Cleco Corp., a regional energy services company headquartered in Pineville, LA, and Mirant announced that Cleco will buy Mirant’s 50% interest in the 725 MW plant the companies are building in northeast Louisiana. The deal, which is expected to help Mirant improve its liquidity and strengthen its balance sheet, is expected to close early in the second quarter 2002. The natural gas-fired plant is owned by Perryville Energy Partners LLC, a 50/50 joint venture between subsidiaries of Cleco and Mirant. Under the agreement, Cleco will assume Mirant’s $19.5 million future equity commitment to the project and pay $48 million to retire Mirant’s project debt. Cleco intends to finance the transaction with a combination of new common stock and debt. Currently, the company is planning to issue 1 million shares of common stock. Under a 20-year power sales agreement, Mirant will continue to control output of the plant. Mirant also will be allowed to own and market the plant’s output and supply the natural gas needed to fuel the plant through its marketing and risk management organization. Mirant will transition oversight of the remaining construction to Cleco.

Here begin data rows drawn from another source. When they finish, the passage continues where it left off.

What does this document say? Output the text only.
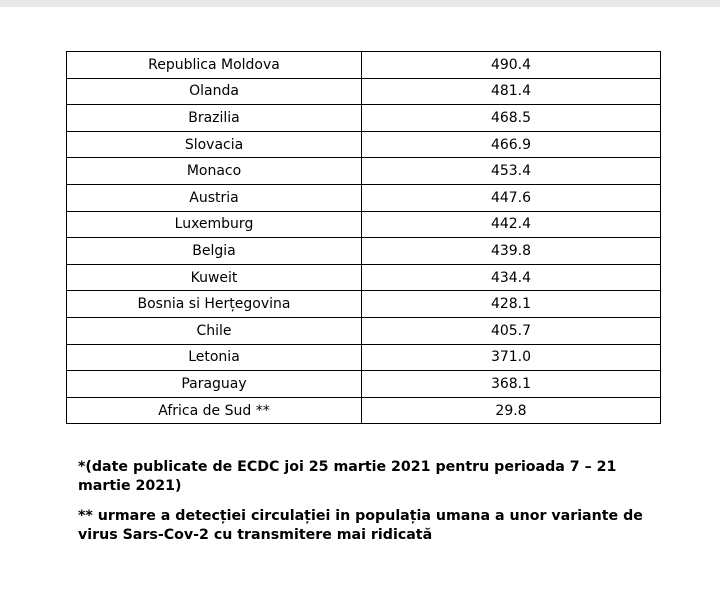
Republica Moldova	490.4
Olanda	481.4
Brazilia	468.5
Slovacia	466.9
Monaco	453.4
Austria	447.6
Luxemburg	442.4
Belgia	439.8
Kuweit	434.4
Bosnia si Herțegovina	428.1
Chile	405.7
Letonia	371.0
Paraguay	368.1
Africa de Sud **	29.8

*(date publicate de ECDC joi 25 martie 2021 pentru perioada 7 – 21 martie 2021)

** urmare a detecției circulației in populația umana a unor variante de virus Sars-Cov-2 cu transmitere mai ridicată
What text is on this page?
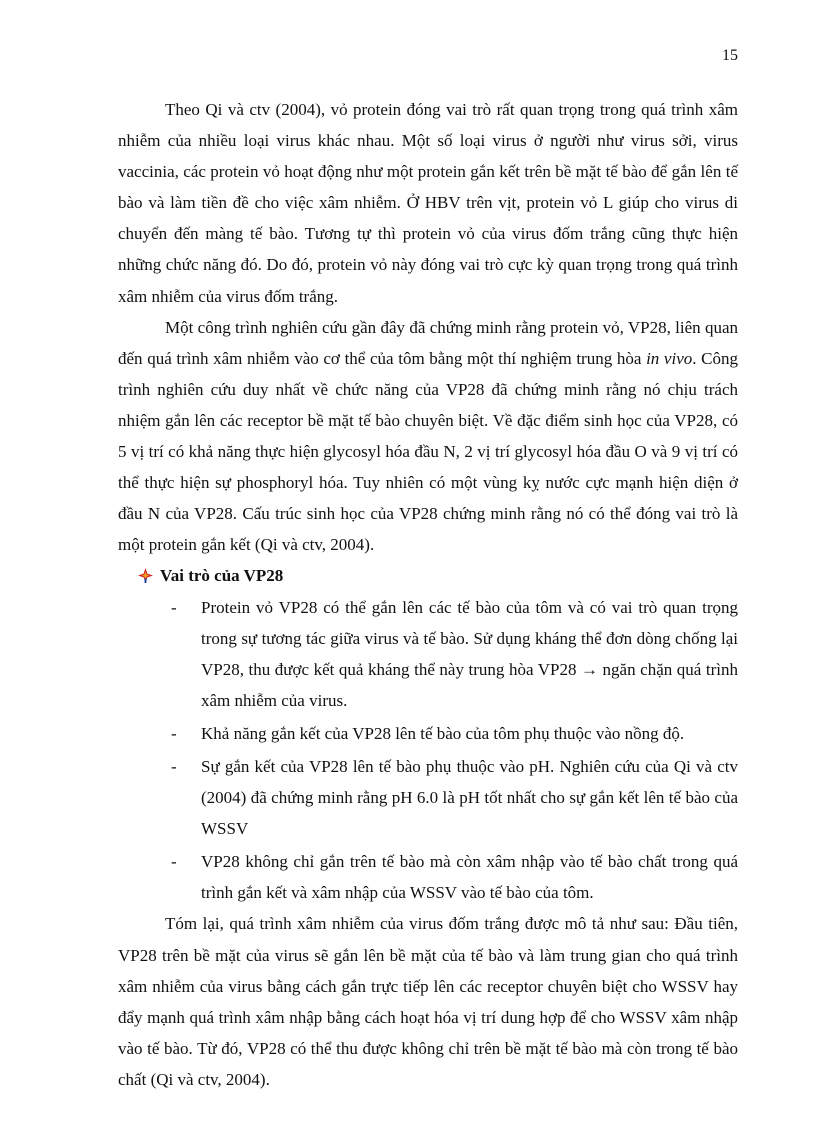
15

Theo Qi và ctv (2004), vỏ protein đóng vai trò rất quan trọng trong quá trình xâm nhiễm của nhiều loại virus khác nhau. Một số loại virus ở người như virus sởi, virus vaccinia, các protein vỏ hoạt động như một protein gắn kết trên bề mặt tế bào để gắn lên tế bào và làm tiền đề cho việc xâm nhiễm. Ở HBV trên vịt, protein vỏ L giúp cho virus di chuyển đến màng tế bào. Tương tự thì protein vỏ của virus đốm trắng cũng thực hiện những chức năng đó. Do đó, protein vỏ này đóng vai trò cực kỳ quan trọng trong quá trình xâm nhiễm của virus đốm trắng.

Một công trình nghiên cứu gần đây đã chứng minh rằng protein vỏ, VP28, liên quan đến quá trình xâm nhiễm vào cơ thể của tôm bằng một thí nghiệm trung hòa in vivo. Công trình nghiên cứu duy nhất về chức năng của VP28 đã chứng minh rằng nó chịu trách nhiệm gắn lên các receptor bề mặt tế bào chuyên biệt. Về đặc điểm sinh học của VP28, có 5 vị trí có khả năng thực hiện glycosyl hóa đầu N, 2 vị trí glycosyl hóa đầu O và 9 vị trí có thể thực hiện sự phosphoryl hóa. Tuy nhiên có một vùng kỵ nước cực mạnh hiện diện ở đầu N của VP28. Cấu trúc sinh học của VP28 chứng minh rằng nó có thể đóng vai trò là một protein gắn kết (Qi và ctv, 2004).

Vai trò của VP28
- Protein vỏ VP28 có thể gắn lên các tế bào của tôm và có vai trò quan trọng trong sự tương tác giữa virus và tế bào. Sử dụng kháng thể đơn dòng chống lại VP28, thu được kết quả kháng thể này trung hòa VP28 → ngăn chặn quá trình xâm nhiễm của virus.
- Khả năng gắn kết của VP28 lên tế bào của tôm phụ thuộc vào nồng độ.
- Sự gắn kết của VP28 lên tế bào phụ thuộc vào pH. Nghiên cứu của Qi và ctv (2004) đã chứng minh rằng pH 6.0 là pH tốt nhất cho sự gắn kết lên tế bào của WSSV
- VP28 không chỉ gắn trên tế bào mà còn xâm nhập vào tế bào chất trong quá trình gắn kết và xâm nhập của WSSV vào tế bào của tôm.

Tóm lại, quá trình xâm nhiễm của virus đốm trắng được mô tả như sau: Đầu tiên, VP28 trên bề mặt của virus sẽ gắn lên bề mặt của tế bào và làm trung gian cho quá trình xâm nhiễm của virus bằng cách gắn trực tiếp lên các receptor chuyên biệt cho WSSV hay đẩy mạnh quá trình xâm nhập bằng cách hoạt hóa vị trí dung hợp để cho WSSV xâm nhập vào tế bào. Từ đó, VP28 có thể thu được không chỉ trên bề mặt tế bào mà còn trong tế bào chất (Qi và ctv, 2004).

Calgary-based Provident Energy Trust will pay C$72 million (net C$69 million) for a portfolio of five light oil and natural gas producing assets from an undisclosed Canadian independent. The properties are located in southeast Alberta close to Provident’s existing operations, with reserves totaling 40 Bcf and 2.9 million bbl, or about 9.5 MMboe. Daily production is 3,600 boe, consisting of 12.9 MMcf/d and 1,450 bbl/d of oil and natural gas liquids. After the closing, which has an effective date of Jan. 1, Provident’s production will increase to approximately 20,600 boe/d comprised of 47% natural gas and natural gas liquids and the rest in heavy oil and light crude oil. The largest producing property is Retlaw, with 1,753 boe/d, and the other listed properties are Princess, 617 boe/d; Long Coulee, 400 boe/d; Craigmyle, 333 boe/d; and Carmangay, 273 boe/d. Provident is planning a low-risk optimization and exploitation program for the assets this year, and has identified several low-cost recompletion, exploitation and possible infill drilling opportunities. The assets also include 78,000 net acres of undeveloped land. Based on the adjusted purchase price and net of undeveloped land values, the properties were acquired at a cost of approximately C$6.82/established boe of reserves and C$18,055/daily boe of production.